A worker inside the University Link Extension light rail tunnel, which will connect UW and Capitol Hill to downtown.
  • Sound Transit
  • A worker inside the University Link Extension light rail tunnel, which will connect UW and Capitol Hill to downtown. After Bertha's done, Mayor Murray wants more transit tunnels like this one.

On Thursday, Mayor Ed Murray made comments to KIRO 7 about "a tunnel," or "some other type of tunnel," or maybe "some other type of arrangement" to replace the Alaskan Way Viaduct in case this whole Bertha thing doesn’t work out. Or in case it does. Or something. (We were confused.)

This afternoon, the mayor elaborated on his tunnel hopes and dreams in a call to The Stranger. If completing the Alaskan Way Viaduct replacement tunnel doesn’t succeed, the mayor said, the failure of that tunnel may gum up early-stage planning for another proposed tunnel from West Seattle to Ballard. This one would feature light rail and possibly run right underneath 4th and 5th Avenues in downtown Seattle.

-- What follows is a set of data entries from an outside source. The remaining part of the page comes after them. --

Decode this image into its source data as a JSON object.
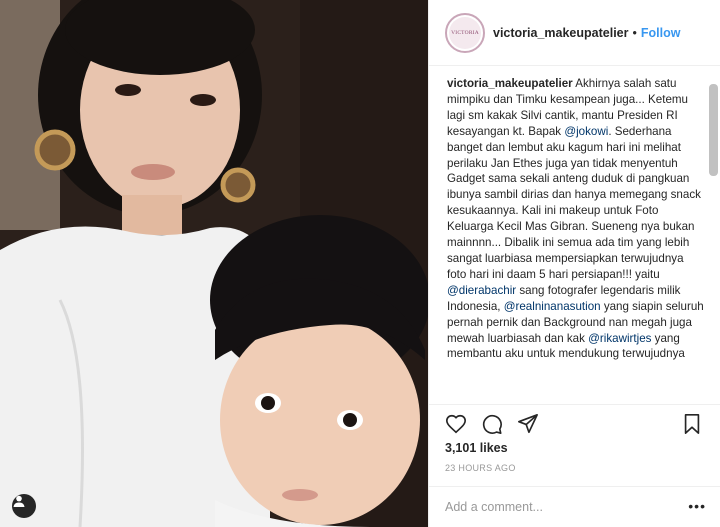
{
  "post": {
    "username": "victoria_makeupatelier",
    "separator": "•",
    "follow_label": "Follow",
    "avatar_text": "VICTORIA",
    "caption_user": "victoria_makeupatelier",
    "caption": {
      "p1": " Akhirnya salah satu mimpiku dan Timku kesampean juga... Ketemu lagi sm kakak Silvi cantik, mantu Presiden RI kesayangan kt. Bapak ",
      "m1": "@jokowi",
      "p2": ". Sederhana banget dan lembut aku kagum hari ini melihat perilaku Jan Ethes juga yan tidak menyentuh Gadget sama sekali anteng duduk di pangkuan ibunya sambil dirias dan hanya memegang snack kesukaannya. Kali ini makeup untuk Foto Keluarga Kecil Mas Gibran. Sueneng nya bukan mainnnn... Dibalik ini semua ada tim yang lebih sangat luarbiasa mempersiapkan terwujudnya foto hari ini daam 5 hari persiapan!!! yaitu ",
      "m2": "@dierabachir",
      "p3": " sang fotografer legendaris milik Indonesia, ",
      "m3": "@realninanasution",
      "p4": " yang siapin seluruh pernah pernik dan Background nan megah juga mewah luarbiasah dan kak ",
      "m4": "@rikawirtjes",
      "p5": " yang membantu aku untuk mendukung terwujudnya"
    },
    "likes": "3,101 likes",
    "timestamp": "23 HOURS AGO",
    "comment_placeholder": "Add a comment...",
    "more": "•••"
  },
  "icons": {
    "like": "heart-icon",
    "comment": "comment-bubble-icon",
    "share": "share-paper-plane-icon",
    "save": "bookmark-icon",
    "tag": "user-tag-icon"
  },
  "colors": {
    "follow": "#3897f0",
    "mention": "#003569",
    "border": "#efefef",
    "muted": "#999999"
  }
}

The dream of a fourth tunnel—the first three being the existing downtown freight train tunnel, the tunnel Bertha's not currently working on, and the University Link light rail tunnel—has been bounced around for some time at meetings of the Sound Transit Board, on which both the mayor and Council member Mike O’Brien sit.

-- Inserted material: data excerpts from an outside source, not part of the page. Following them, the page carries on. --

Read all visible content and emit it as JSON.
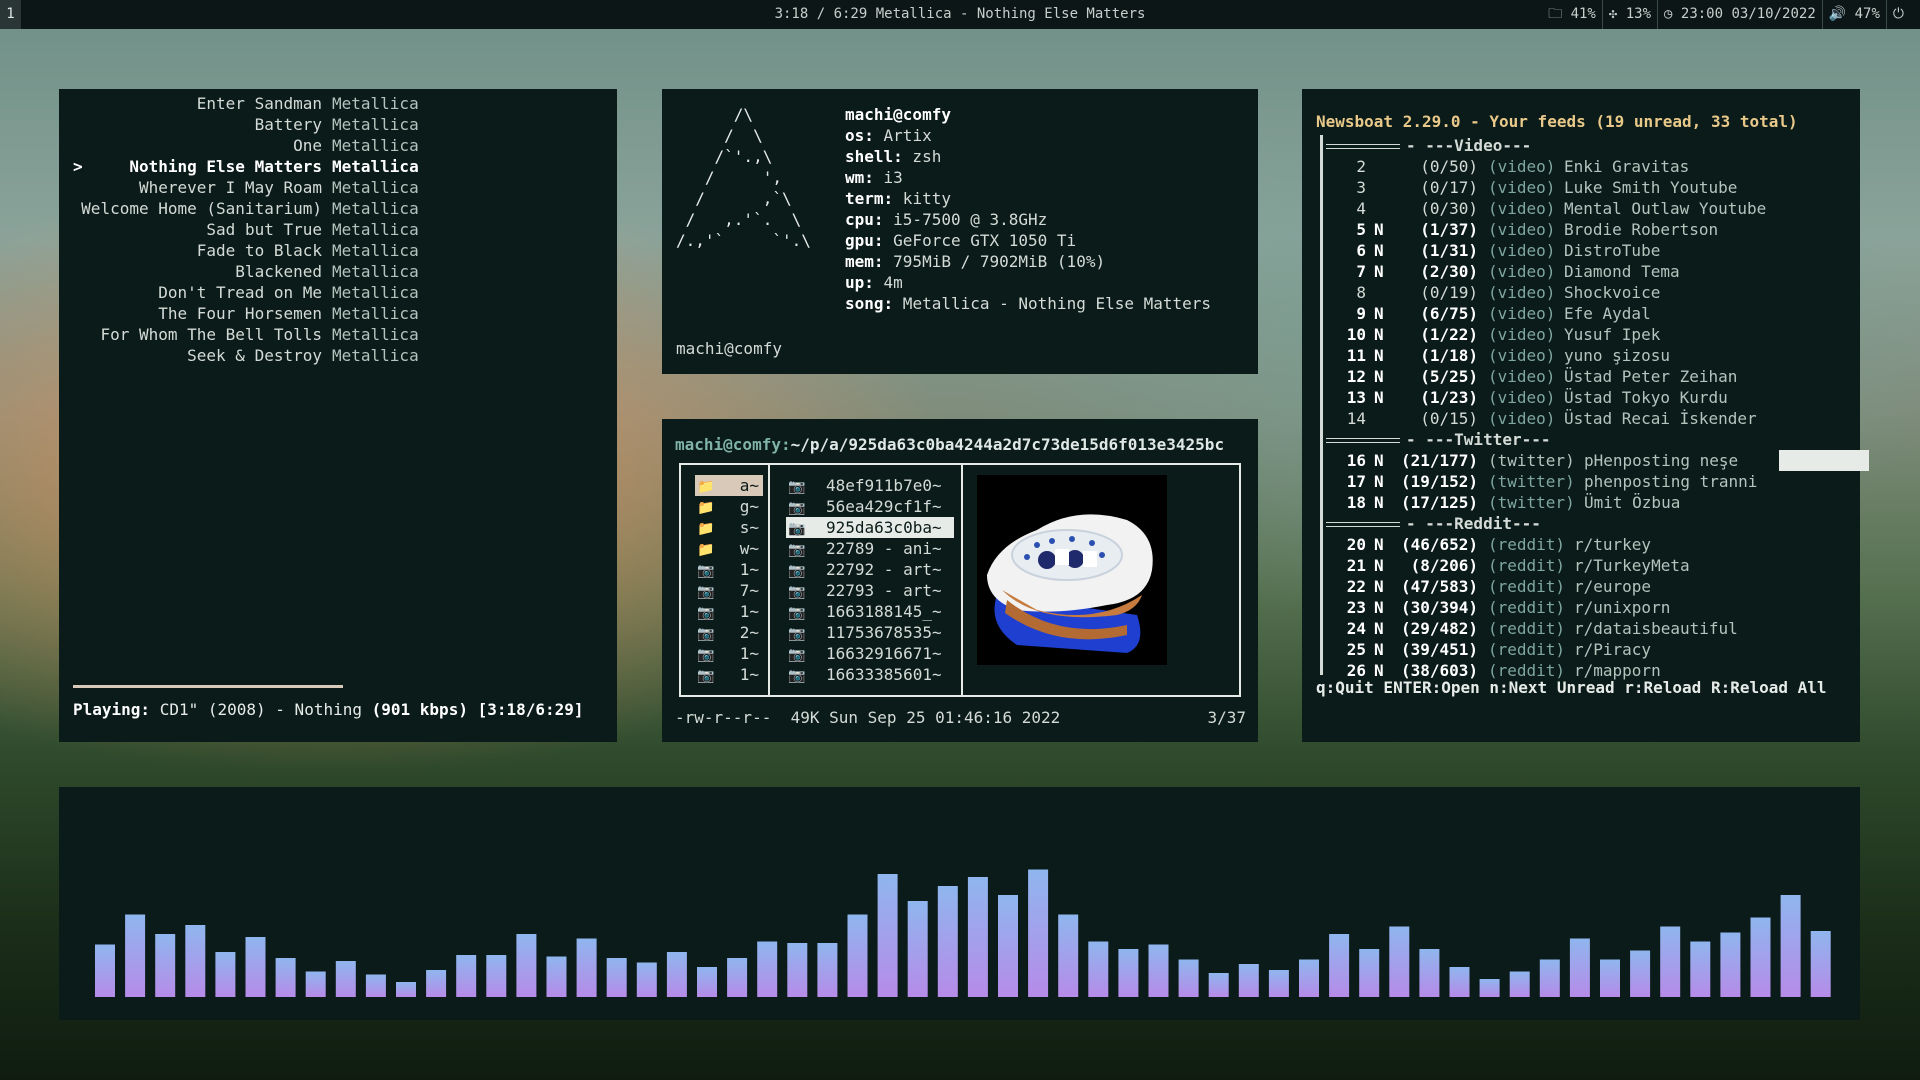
{
  "bar": {
    "workspace": "1",
    "title": "3:18 / 6:29 Metallica - Nothing Else Matters",
    "status": [
      {
        "icon": "folder-icon",
        "text": "41%"
      },
      {
        "icon": "fan-icon",
        "text": "13%"
      },
      {
        "icon": "clock-icon",
        "text": "23:00 03/10/2022"
      },
      {
        "icon": "volume-icon",
        "text": "47%"
      },
      {
        "icon": "power-icon",
        "text": ""
      }
    ]
  },
  "cmus": {
    "marker": ">",
    "tracks": [
      {
        "title": "Enter Sandman",
        "artist": "Metallica"
      },
      {
        "title": "Battery",
        "artist": "Metallica"
      },
      {
        "title": "One",
        "artist": "Metallica"
      },
      {
        "title": "Nothing Else Matters",
        "artist": "Metallica"
      },
      {
        "title": "Wherever I May Roam",
        "artist": "Metallica"
      },
      {
        "title": "Welcome Home (Sanitarium)",
        "artist": "Metallica"
      },
      {
        "title": "Sad but True",
        "artist": "Metallica"
      },
      {
        "title": "Fade to Black",
        "artist": "Metallica"
      },
      {
        "title": "Blackened",
        "artist": "Metallica"
      },
      {
        "title": "Don't Tread on Me",
        "artist": "Metallica"
      },
      {
        "title": "The Four Horsemen",
        "artist": "Metallica"
      },
      {
        "title": "For Whom The Bell Tolls",
        "artist": "Metallica"
      },
      {
        "title": "Seek & Destroy",
        "artist": "Metallica"
      }
    ],
    "current_index": 3,
    "progress": 0.51,
    "playing_label": "Playing:",
    "playing_info": " CD1\" (2008) - Nothing ",
    "bitrate": "(901 kbps) [3:18/6:29]"
  },
  "neofetch": {
    "logo": "      /\\\n     /  \\\n    /`'.,\\\n   /     ',\n  /      ,`\\\n /   ,.'`.  \\\n/.,'`     `'.\\",
    "header": "machi@comfy",
    "info": [
      {
        "key": "os:",
        "value": " Artix"
      },
      {
        "key": "shell:",
        "value": " zsh"
      },
      {
        "key": "wm:",
        "value": " i3"
      },
      {
        "key": "term:",
        "value": " kitty"
      },
      {
        "key": "cpu:",
        "value": " i5-7500 @ 3.8GHz"
      },
      {
        "key": "gpu:",
        "value": " GeForce GTX 1050 Ti"
      },
      {
        "key": "mem:",
        "value": " 795MiB / 7902MiB (10%)"
      },
      {
        "key": "up:",
        "value": " 4m"
      },
      {
        "key": "song:",
        "value": " Metallica - Nothing Else Matters"
      }
    ],
    "prompt": "machi@comfy"
  },
  "ranger": {
    "host": "machi@comfy:",
    "dir": "~/p/a/925da63c0ba4244a2d7c73de15d6f013e3425bc",
    "parent": [
      {
        "icon": "folder-icon",
        "name": "a~",
        "selected": true
      },
      {
        "icon": "folder-icon",
        "name": "g~"
      },
      {
        "icon": "folder-icon",
        "name": "s~"
      },
      {
        "icon": "folder-icon",
        "name": "w~"
      },
      {
        "icon": "image-icon",
        "name": "1~"
      },
      {
        "icon": "image-icon",
        "name": "7~"
      },
      {
        "icon": "image-icon",
        "name": "1~"
      },
      {
        "icon": "image-icon",
        "name": "2~"
      },
      {
        "icon": "image-icon",
        "name": "1~"
      },
      {
        "icon": "image-icon",
        "name": "1~"
      }
    ],
    "files": [
      {
        "name": "48ef911b7e0~"
      },
      {
        "name": "56ea429cf1f~"
      },
      {
        "name": "925da63c0ba~",
        "selected": true
      },
      {
        "name": "22789 - ani~"
      },
      {
        "name": "22792 - art~"
      },
      {
        "name": "22793 - art~"
      },
      {
        "name": "1663188145_~"
      },
      {
        "name": "11753678535~"
      },
      {
        "name": "16632916671~"
      },
      {
        "name": "16633385601~"
      }
    ],
    "footer": "-rw-r--r--  49K Sun Sep 25 01:46:16 2022",
    "position": "3/37"
  },
  "newsboat": {
    "header": "Newsboat 2.29.0 - Your feeds (19 unread, 33 total)",
    "groups": [
      "---Video---",
      "---Twitter---",
      "---Reddit---"
    ],
    "feeds": [
      {
        "num": "2",
        "flag": "",
        "count": "(0/50)",
        "cat": "(video)",
        "title": "Enki Gravitas",
        "group": 0
      },
      {
        "num": "3",
        "flag": "",
        "count": "(0/17)",
        "cat": "(video)",
        "title": "Luke Smith Youtube",
        "group": 0
      },
      {
        "num": "4",
        "flag": "",
        "count": "(0/30)",
        "cat": "(video)",
        "title": "Mental Outlaw Youtube",
        "group": 0
      },
      {
        "num": "5",
        "flag": "N",
        "count": "(1/37)",
        "cat": "(video)",
        "title": "Brodie Robertson",
        "group": 0
      },
      {
        "num": "6",
        "flag": "N",
        "count": "(1/31)",
        "cat": "(video)",
        "title": "DistroTube",
        "group": 0
      },
      {
        "num": "7",
        "flag": "N",
        "count": "(2/30)",
        "cat": "(video)",
        "title": "Diamond Tema",
        "group": 0
      },
      {
        "num": "8",
        "flag": "",
        "count": "(0/19)",
        "cat": "(video)",
        "title": "Shockvoice",
        "group": 0
      },
      {
        "num": "9",
        "flag": "N",
        "count": "(6/75)",
        "cat": "(video)",
        "title": "Efe Aydal",
        "group": 0
      },
      {
        "num": "10",
        "flag": "N",
        "count": "(1/22)",
        "cat": "(video)",
        "title": "Yusuf Ipek",
        "group": 0
      },
      {
        "num": "11",
        "flag": "N",
        "count": "(1/18)",
        "cat": "(video)",
        "title": "yuno şizosu",
        "group": 0
      },
      {
        "num": "12",
        "flag": "N",
        "count": "(5/25)",
        "cat": "(video)",
        "title": "Üstad Peter Zeihan",
        "group": 0
      },
      {
        "num": "13",
        "flag": "N",
        "count": "(1/23)",
        "cat": "(video)",
        "title": "Üstad Tokyo Kurdu",
        "group": 0
      },
      {
        "num": "14",
        "flag": "",
        "count": "(0/15)",
        "cat": "(video)",
        "title": "Üstad Recai İskender",
        "group": 0
      },
      {
        "num": "16",
        "flag": "N",
        "count": "(21/177)",
        "cat": "(twitter)",
        "title": "pHenposting neşe",
        "group": 1,
        "selected": true
      },
      {
        "num": "17",
        "flag": "N",
        "count": "(19/152)",
        "cat": "(twitter)",
        "title": "phenposting tranni",
        "group": 1
      },
      {
        "num": "18",
        "flag": "N",
        "count": "(17/125)",
        "cat": "(twitter)",
        "title": "Ümit Özbua",
        "group": 1
      },
      {
        "num": "20",
        "flag": "N",
        "count": "(46/652)",
        "cat": "(reddit)",
        "title": "r/turkey",
        "group": 2
      },
      {
        "num": "21",
        "flag": "N",
        "count": " (8/206)",
        "cat": "(reddit)",
        "title": "r/TurkeyMeta",
        "group": 2
      },
      {
        "num": "22",
        "flag": "N",
        "count": "(47/583)",
        "cat": "(reddit)",
        "title": "r/europe",
        "group": 2
      },
      {
        "num": "23",
        "flag": "N",
        "count": "(30/394)",
        "cat": "(reddit)",
        "title": "r/unixporn",
        "group": 2
      },
      {
        "num": "24",
        "flag": "N",
        "count": "(29/482)",
        "cat": "(reddit)",
        "title": "r/dataisbeautiful",
        "group": 2
      },
      {
        "num": "25",
        "flag": "N",
        "count": "(39/451)",
        "cat": "(reddit)",
        "title": "r/Piracy",
        "group": 2
      },
      {
        "num": "26",
        "flag": "N",
        "count": "(38/603)",
        "cat": "(reddit)",
        "title": "r/mapporn",
        "group": 2
      }
    ],
    "footer": "q:Quit ENTER:Open n:Next Unread r:Reload R:Reload All"
  },
  "visualizer": {
    "colors": {
      "top": "#8fb6ee",
      "bottom": "#b68be8"
    },
    "levels": [
      0.35,
      0.55,
      0.42,
      0.48,
      0.3,
      0.4,
      0.26,
      0.17,
      0.24,
      0.15,
      0.1,
      0.18,
      0.28,
      0.28,
      0.42,
      0.27,
      0.39,
      0.26,
      0.23,
      0.3,
      0.2,
      0.26,
      0.37,
      0.36,
      0.36,
      0.55,
      0.82,
      0.64,
      0.74,
      0.8,
      0.68,
      0.85,
      0.55,
      0.37,
      0.32,
      0.35,
      0.25,
      0.16,
      0.22,
      0.18,
      0.25,
      0.42,
      0.32,
      0.47,
      0.32,
      0.2,
      0.12,
      0.17,
      0.25,
      0.39,
      0.25,
      0.31,
      0.47,
      0.37,
      0.43,
      0.53,
      0.68,
      0.44
    ]
  }
}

"My fear around Bertha isn’t so much that the current tunnel can’t be built," the mayor explained, "but I believe [its failure] will kill any opportunity to build a fourth tunnel through Seattle. The ultimate answer to transit through downtown Seattle is for light rail to come through downtown Seattle from West Seattle or Ballard.”

He continued: “If we can’t build one tunnel, then we can’t build another tunnel. If for some reason we’re a jurisdiction that can’t build this tunnel, then I suspect that the state won’t be able to pay for another tunnel, and that will massively damage our ability to bring the high capacity transit that we need from West Seattle through downtown.”

Sound Transit, the mayor added, would need authority from the state legislature to put a West Seattle-to-Ballard light rail tunnel plan in front of voters. This is something that could happen in the “next few years” or “maybe 10 years out.” The timeline’s sort of hazy. What’s clear is that the mayor’s hoping Bertha doesn’t grind up whatever trust citizens have in the state and city’s ability to make more tunnels—and more mass transit—happen.